Un monde violent
Paru le Contre-Champ AFC n°362
Une nuit, en pleine campagne, deux frères braquent un camion de smartphones destinés à l’entrepôt où ils travaillent comme magasiniers. Sam, le cadet, y voit l’occasion d’échapper à une vie déjà écrite, de partir vite et loin. Paul, son aîné, est moins sûr de vouloir tout plaquer depuis qu’il a noué des sentiments pour Suzanne, leur complice. Au matin, le routier est retrouvé mort. Cet événement va chambouler leurs plans et les plonger dans une spirale de violence.

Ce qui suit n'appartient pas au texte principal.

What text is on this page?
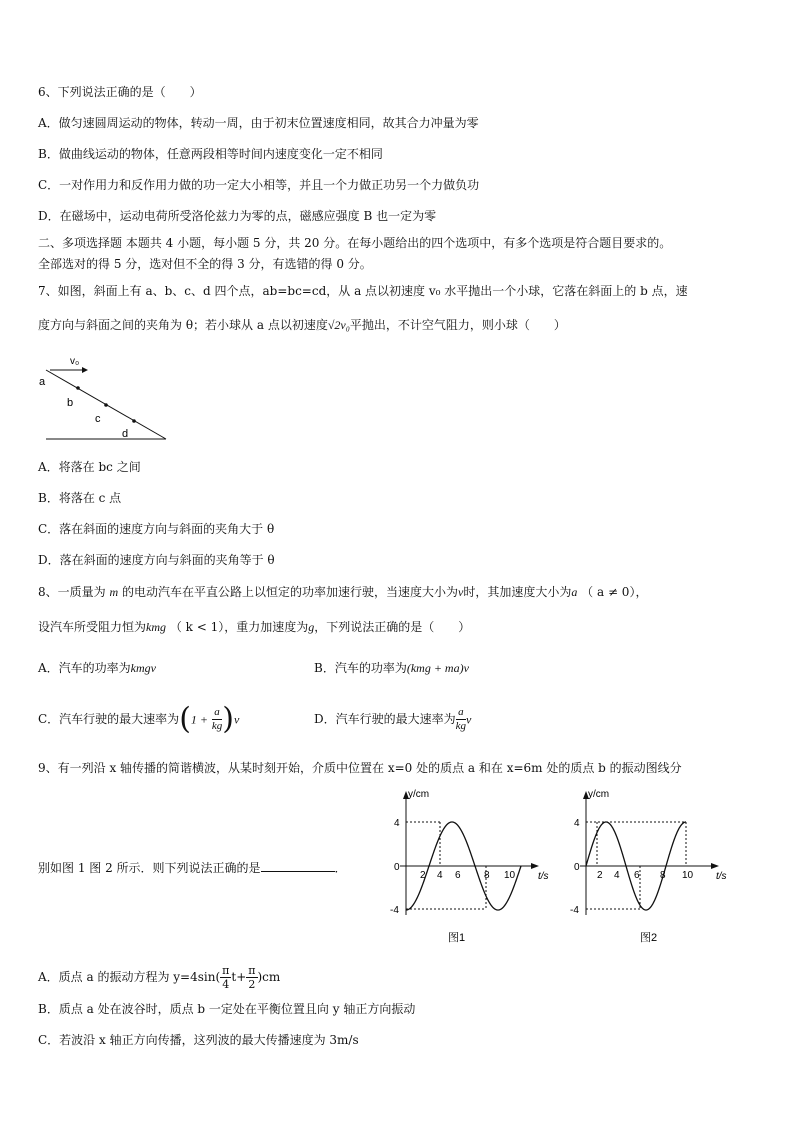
6、下列说法正确的是（　　）
A．做匀速圆周运动的物体，转动一周，由于初末位置速度相同，故其合力冲量为零
B．做曲线运动的物体，任意两段相等时间内速度变化一定不相同
C．一对作用力和反作用力做的功一定大小相等，并且一个力做正功另一个力做负功
D．在磁场中，运动电荷所受洛伦兹力为零的点，磁感应强度 B 也一定为零
二、多项选择题 本题共 4 小题，每小题 5 分，共 20 分。在每小题给出的四个选项中，有多个选项是符合题目要求的。
全部选对的得 5 分，选对但不全的得 3 分，有选错的得 0 分。
7、如图，斜面上有 a、b、c、d 四个点，ab=bc=cd，从 a 点以初速度 v₀ 水平抛出一个小球，它落在斜面上的 b 点，速
度方向与斜面之间的夹角为 θ；若小球从 a 点以初速度√2v₀平抛出，不计空气阻力，则小球（　　）
v₀
a
b
c
d
A．将落在 bc 之间
B．将落在 c 点
C．落在斜面的速度方向与斜面的夹角大于 θ
D．落在斜面的速度方向与斜面的夹角等于 θ
8、一质量为 m 的电动汽车在平直公路上以恒定的功率加速行驶，当速度大小为v时，其加速度大小为a （ a ≠ 0），
设汽车所受阻力恒为kmg （ k < 1），重力加速度为g，下列说法正确的是（　　）
A．汽车的功率为kmgv	B．汽车的功率为(kmg + ma)v
C．汽车行驶的最大速率为$(1 + \frac{a}{kg} )v$	D．汽车行驶的最大速率为 $\frac{a}{kg}$ v
9、有一列沿 x 轴传播的简谐横波，从某时刻开始，介质中位置在 x=0 处的质点 a 和在 x=6m 处的质点 b 的振动图线分
别如图 1 图 2 所示．则下列说法正确的是	．
y/cm
t/s
4
0
-4
2 4 6 8 10
图1
y/cm
t/s
4
0
-4
2 4 6 8 10
图2
A．质点 a 的振动方程为 $y=4\sin( \frac{\pi}{4} t+ \frac{\pi}{2} )cm$
B．质点 a 处在波谷时，质点 b 一定处在平衡位置且向 y 轴正方向振动
C．若波沿 x 轴正方向传播，这列波的最大传播速度为 3m/s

Un monde violent est un film noir, à dimension sociale, qui se déroule en milieu rural. Dès l’écriture, Maxime m’a fait part de son désir d’inscrire son récit dans une mise en scène qu’il qualifiait de "baroque". En cela, il la voulait expressive et ciselé, une mise en scène où les plans et les mouvements de caméra viendraient en permanence faire écho aux émotions que traversent ses personnages. Nous avons décidé d’associer, dès les premières discussions de découpage, des plans très chorégraphiés à la dolly à d’autres plus instinctifs en caméra épaule. Par exemple, la précision du plan-séquence d’ouverture vient presque en opposition totale au chaos de la course en forêt finale. La fixité de certaines séquences nous permettait de souligner la fébrilité d’autres, soutenues par une présence accrue du zoom qu’il affectionne particulièrement. C’est en cela que nous souhaitions le film baroque.
Il nous fallait trouver l’identité visuelle par la lumière.

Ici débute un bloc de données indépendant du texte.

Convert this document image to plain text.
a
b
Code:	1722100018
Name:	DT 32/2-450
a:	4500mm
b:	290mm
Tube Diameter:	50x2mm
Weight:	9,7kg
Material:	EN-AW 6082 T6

Très tôt nous avons souhaité assumer des directions prononcées à l’image, afin de nous éloigner d’une photographie réaliste.
Nous avons revu beaucoup de films du Nouvel Hollywood mais aussi des polars français des années 1970, de Melville à Corneau. Bien en amont du tournage, j’ai constitué un moodboard séquence par séquence afin d’y répertorier nos envie visuelles mais aussi nos désirs de cadres.

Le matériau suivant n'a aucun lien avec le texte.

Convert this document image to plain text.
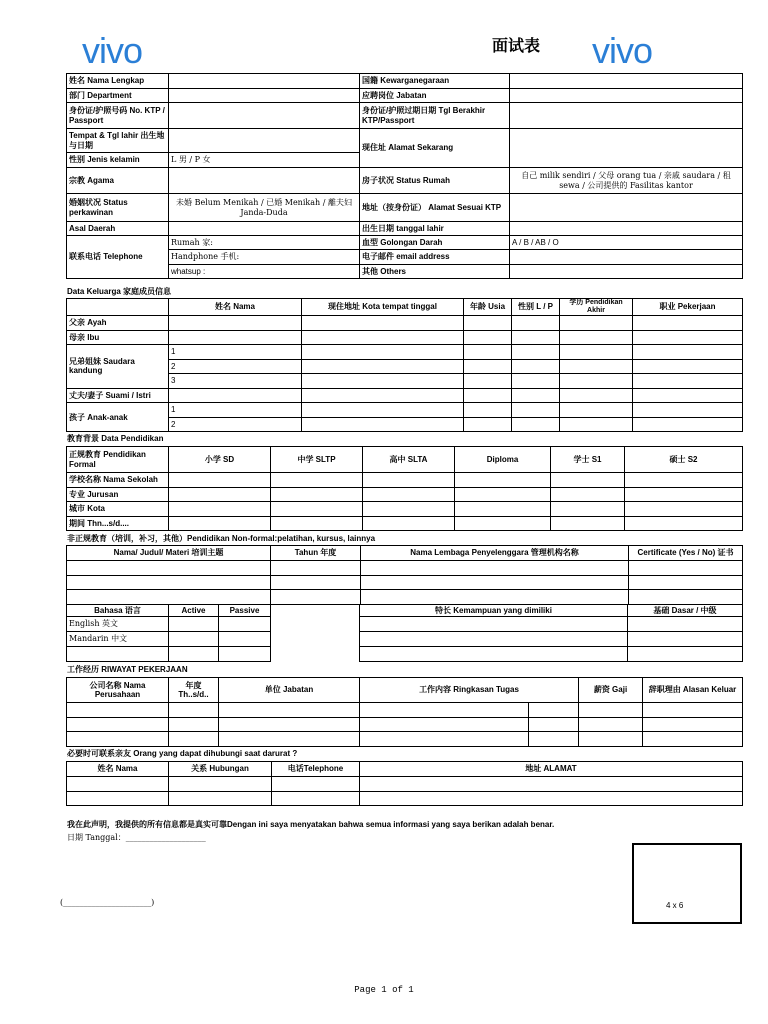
vivo	vivo
面试表
姓名 Nama Lengkap		国籍 Kewarganegaraan	
部门 Department		应聘岗位 Jabatan	
身份证/护照号码 No. KTP / Passport		身份证/护照过期日期 Tgl Berakhir KTP/Passport	
Tempat & Tgl lahir 出生地与日期		现住址 Alamat Sekarang	
性别 Jenis kelamin	L 男 / P 女		
宗教 Agama		房子状况 Status Rumah	自己 milik sendiri / 父母 orang tua / 亲戚 saudara / 租 sewa / 公司提供的 Fasilitas kantor
婚姻状况 Status perkawinan	未婚 Belum Menikah / 已婚 Menikah / 離夫妇 Janda-Duda	地址（按身份证） Alamat Sesuai KTP	
Asal Daerah		出生日期 tanggal lahir	
联系电话 Telephone	Rumah 家:	血型 Golongan Darah	A / B / AB / O
	Handphone 手机:	电子邮件 email address	
	whatsup :	其他 Others	
Data Keluarga 家庭成员信息
	姓名 Nama	现住地址 Kota tempat tinggal	年龄 Usia	性别 L / P	学历 Pendidikan Akhir	职业 Pekerjaan
父亲 Ayah						
母亲 Ibu						
兄弟姐妹 Saudara kandung	1					
	2					
	3					
丈夫/妻子 Suami / Istri						
孩子 Anak-anak	1					
	2					
教育背景 Data Pendidikan
正规教育 Pendidikan Formal	小学 SD	中学 SLTP	高中 SLTA	Diploma	学士 S1	硕士 S2
学校名称 Nama Sekolah						
专业 Jurusan						
城市 Kota						
期间 Thn...s/d....						
非正规教育（培训，补习，其他）Pendidikan Non-formal:pelatihan, kursus, lainnya
Nama/ Judul/ Materi 培训主题	Tahun 年度	Nama Lembaga Penyelenggara 管理机构名称	Certificate (Yes / No) 证书

Bahasa 语言	Active	Passive
English 英文		
Mandarin 中文		

特长 Kemampuan yang dimiliki	基础 Dasar / 中级

工作经历 RIWAYAT PEKERJAAN
公司名称 Nama Perusahaan	年度 Th..s/d..	单位 Jabatan	工作内容 Ringkasan Tugas		薪资 Gaji	辞职理由 Alasan Keluar

必要时可联系亲友 Orang yang dapat dihubungi saat darurat ?
姓名 Nama	关系 Hubungan	电话Telephone	地址 ALAMAT

我在此声明，我提供的所有信息都是真实可靠Dengan ini saya menyatakan bahwa semua informasi yang saya berikan adalah benar.
日期 Tanggal：____________________
(______________________)	4 x 6
Page 1 of 1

Maxime voulait que son film incarne la multiplicité de ses goûts de cinéma.

La lumière
L’action du film se déroule sur trois nuits et trois jours, on commence dans l’obscurité avec la séquence de braquage pour terminer au petit matin en forêt, les rayons rasant du soleil comme une résurrection. Excepté pour cette séquence finale, le soleil semble ne jamais vouloir se lever, plongeant les personnages dans un effarement permanent. La météo du mois de janvier en Creuse nous a grandement aidé à accompagner ce mouvement. Maxime partage mon goût pour les contrastes prononcés et l’obscurité. Nous avons beaucoup parlé en préparation de la place que prendrait le noir à l’image et sa profondeur. J’ai pensé le début du film en partant de l’absence de lumière. Les personnages sont vêtus de noir, cagoulés, leurs visages ne devaient se révéler que par fragments à mesure que la nuit avançait. Le noir est alors dense et charbonneux, ponctués par les faisceaux des phares.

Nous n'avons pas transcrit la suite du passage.